Tiny sensors allow an ALS patient to communicate

A year and a half ago, a neurosurgeon at Stanford University in California placed two tiny sensors the size of a small aspirin pill in the brain of Pat Bennett, now 68, a former human resources manager and daily jog.

In 2012, she was diagnosed with amyotrophic lateral sclerosis (ALS or Lou Gehrig’s disease)It is a progressive neurodegenerative disorder that attacks the nerve cells that control movement, causing physical weakness, paralysis, and eventually death.

sensors and components iNon-cortical brain-computer interface (iBCI) It was transplanted into two separate regions – both involved in speech production. Using state-of-the-art decoding software, it is designed to translate the brain activity associated with attempts to speak into words on the screen.

About a month after the surgery, the Stanford scientists began twice-weekly research sessions to train the software that interpreted her speech. Four months later, Bennett’s attempts at articulation were converted into words on a computer screen at a rate of 62 words per minute – three times faster than the previous record for brain-computer-assisted communication.

Dr Jamie Henderson, the surgeon who performed the implants, said: ‘These initial results have validated the concept and eventually the technology will catch up to make it more accessible to people who cannot speak easily. Our brains remember how to articulate words even if the muscles responsible for pronouncing them out loud are powerless. The brain-computer interface makes the dream of speech restoration a reality.

The devices transmit signals from two speech-related regions of Bennett’s brain to state-of-the-art software that decodes her brain activity and converts it into text displayed on a computer screen.

ALS took away Pat Bennett’s ability to speak. (Credit: Steve Fish)

How do the symptoms of amyotrophic lateral sclerosis begin to appear?

Usually, amyotrophic lateral sclerosis (ALS) first appears on the periphery of the body — the arms, legs, hands, and fingers. For Bennett, the deterioration did not start in her spinal cord, as is usual, but in her brainstem. She can still move around, wear her clothes, and use her fingers to write, albeit with increasing difficulty. But she can no longer use the muscles of her lips, tongue, throat, and jaws to clearly articulate the phonemes—sound units like sh—that are the building blocks of speech. And although her brain can still formulate directions to generate those syllables, her muscles can’t carry out commands.

“We’ve shown that you can decode intended speech by recording activity from a very small area on the surface of the brain,” said Henderson, who co-authored a paper describing the findings published in 2015. nature.

Dr. Frank Willett, Howard Hughes Medical Institute scientist in the Neural Prosthetics Lab, which Henderson helped found in 2009, shares lead authorship of the study with co-lead author in electrical engineering Professor Krishna Shenoy, who died before the study was published by graduate student IRIN Koons and Chaove Fan.

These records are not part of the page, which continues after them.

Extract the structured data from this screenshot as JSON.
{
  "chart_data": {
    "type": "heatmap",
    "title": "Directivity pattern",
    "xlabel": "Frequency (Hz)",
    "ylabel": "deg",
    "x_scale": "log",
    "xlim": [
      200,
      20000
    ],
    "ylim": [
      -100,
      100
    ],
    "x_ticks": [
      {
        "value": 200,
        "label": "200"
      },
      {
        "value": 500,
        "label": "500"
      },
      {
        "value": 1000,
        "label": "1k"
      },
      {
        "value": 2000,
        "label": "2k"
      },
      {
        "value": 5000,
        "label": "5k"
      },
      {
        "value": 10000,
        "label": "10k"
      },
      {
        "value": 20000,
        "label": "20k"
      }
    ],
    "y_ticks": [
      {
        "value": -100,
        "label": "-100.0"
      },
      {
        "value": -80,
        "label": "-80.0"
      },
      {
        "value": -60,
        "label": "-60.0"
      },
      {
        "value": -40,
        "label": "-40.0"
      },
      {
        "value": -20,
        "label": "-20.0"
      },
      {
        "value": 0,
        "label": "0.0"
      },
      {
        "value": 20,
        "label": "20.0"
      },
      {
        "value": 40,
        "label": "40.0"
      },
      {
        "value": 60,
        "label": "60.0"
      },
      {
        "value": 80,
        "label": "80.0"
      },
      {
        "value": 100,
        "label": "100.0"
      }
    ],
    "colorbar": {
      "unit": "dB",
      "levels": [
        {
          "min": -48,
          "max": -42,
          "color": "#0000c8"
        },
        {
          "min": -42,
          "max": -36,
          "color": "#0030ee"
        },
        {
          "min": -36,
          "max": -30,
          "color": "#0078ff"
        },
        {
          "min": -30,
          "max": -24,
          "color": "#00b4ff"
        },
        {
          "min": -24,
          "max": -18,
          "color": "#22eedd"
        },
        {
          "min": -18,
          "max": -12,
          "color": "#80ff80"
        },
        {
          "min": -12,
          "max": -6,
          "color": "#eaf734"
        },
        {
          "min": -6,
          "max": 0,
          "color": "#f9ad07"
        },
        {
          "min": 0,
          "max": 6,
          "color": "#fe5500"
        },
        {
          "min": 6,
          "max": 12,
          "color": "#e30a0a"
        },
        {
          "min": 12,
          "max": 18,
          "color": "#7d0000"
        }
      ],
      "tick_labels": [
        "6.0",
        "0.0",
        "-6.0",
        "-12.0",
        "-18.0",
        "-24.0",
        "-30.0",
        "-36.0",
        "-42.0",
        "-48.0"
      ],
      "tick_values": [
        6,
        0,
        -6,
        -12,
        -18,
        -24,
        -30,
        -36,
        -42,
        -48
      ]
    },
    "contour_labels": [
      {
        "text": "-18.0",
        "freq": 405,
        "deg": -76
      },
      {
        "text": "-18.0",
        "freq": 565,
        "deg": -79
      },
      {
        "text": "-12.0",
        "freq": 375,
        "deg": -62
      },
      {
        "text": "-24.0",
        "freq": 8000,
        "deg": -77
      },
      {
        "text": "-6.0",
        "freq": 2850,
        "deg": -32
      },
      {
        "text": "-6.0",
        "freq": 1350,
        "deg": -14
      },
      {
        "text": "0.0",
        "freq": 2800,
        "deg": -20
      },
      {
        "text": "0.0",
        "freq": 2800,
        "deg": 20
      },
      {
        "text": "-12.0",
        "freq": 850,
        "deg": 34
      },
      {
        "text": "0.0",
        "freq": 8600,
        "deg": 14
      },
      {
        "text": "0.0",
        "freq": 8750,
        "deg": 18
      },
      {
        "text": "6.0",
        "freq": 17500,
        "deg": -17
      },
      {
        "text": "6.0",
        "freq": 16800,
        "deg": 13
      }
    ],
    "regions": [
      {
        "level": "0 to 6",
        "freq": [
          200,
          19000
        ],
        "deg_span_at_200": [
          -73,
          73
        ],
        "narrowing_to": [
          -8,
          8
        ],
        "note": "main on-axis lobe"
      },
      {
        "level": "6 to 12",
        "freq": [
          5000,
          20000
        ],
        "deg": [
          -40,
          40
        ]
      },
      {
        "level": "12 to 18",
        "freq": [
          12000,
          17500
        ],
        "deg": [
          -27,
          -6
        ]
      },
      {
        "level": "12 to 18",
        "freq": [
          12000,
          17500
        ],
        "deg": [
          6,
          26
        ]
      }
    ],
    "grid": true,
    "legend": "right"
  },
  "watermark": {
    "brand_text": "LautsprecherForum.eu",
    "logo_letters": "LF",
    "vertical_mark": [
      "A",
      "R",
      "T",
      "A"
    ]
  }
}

In 2021, Henderson, Chinnoe, and Willett co-authored a study published in the journal nature They describe their success in converting the imaginary handwriting of a paralyzed person into on-screen text using iBCI, reaching a speed of 90 characters, or 18 words, per minute – a world record so far for an iBCI-related methodology.

In 2021, Bennett learns of Henderson and Shennoy’s work and volunteers to participate in the clinical trial. The sensors that Henderson implanted in Bennett’s cerebral cortex — the outermost layer of the brain — are square arrays of tiny silicon electrodes. The electrodes penetrate the cerebral cortex to a depth approximately equal to that of two stacked quarters. The arrays are attached to fine gold wires that exit through bases attached to the skull, which are then linked by cable to a computer.

An AI algorithm takes in the electronic information from Bennett’s brain and decodes it, eventually teaching itself how to distinguish distinct brain activity associated with its attempts to craft each there are 39 phonemes that make up the spoken English language.. It feeds a “best guess” about the sequence of syllables that Bennett attempted to implement into a sophisticated autocorrect system that converts syllable streams into the sequence of words they represent.

To teach the algorithm how to recognize patterns of brain activity associated with phonemes, Bennett participated in 25 four-hour training sessions during which she tried to repeat sentences randomly selected from a large dataset consisting of samples of conversations between people speaking. On the phone. As she tries to read each sentence, Bennett’s brain activity—translated by the decoder into an audio stream and then put together into words by an autocorrect system—will be displayed on the screen below the original text. Then a new sentence will appear on the screen. She repeated between 260 and 480 sentences in each training session, and the system continued to improve as it became aware of Bennett’s brain activity during her attempts to speak.

When the vocabulary was expanded to 125,000 words – large enough to compose almost anything you wanted to say – the error rate was 23.8% – far from perfect, but a giant step over the previous state of the art.

The device described in this study is licensed for investigational use only and is not yet commercially available.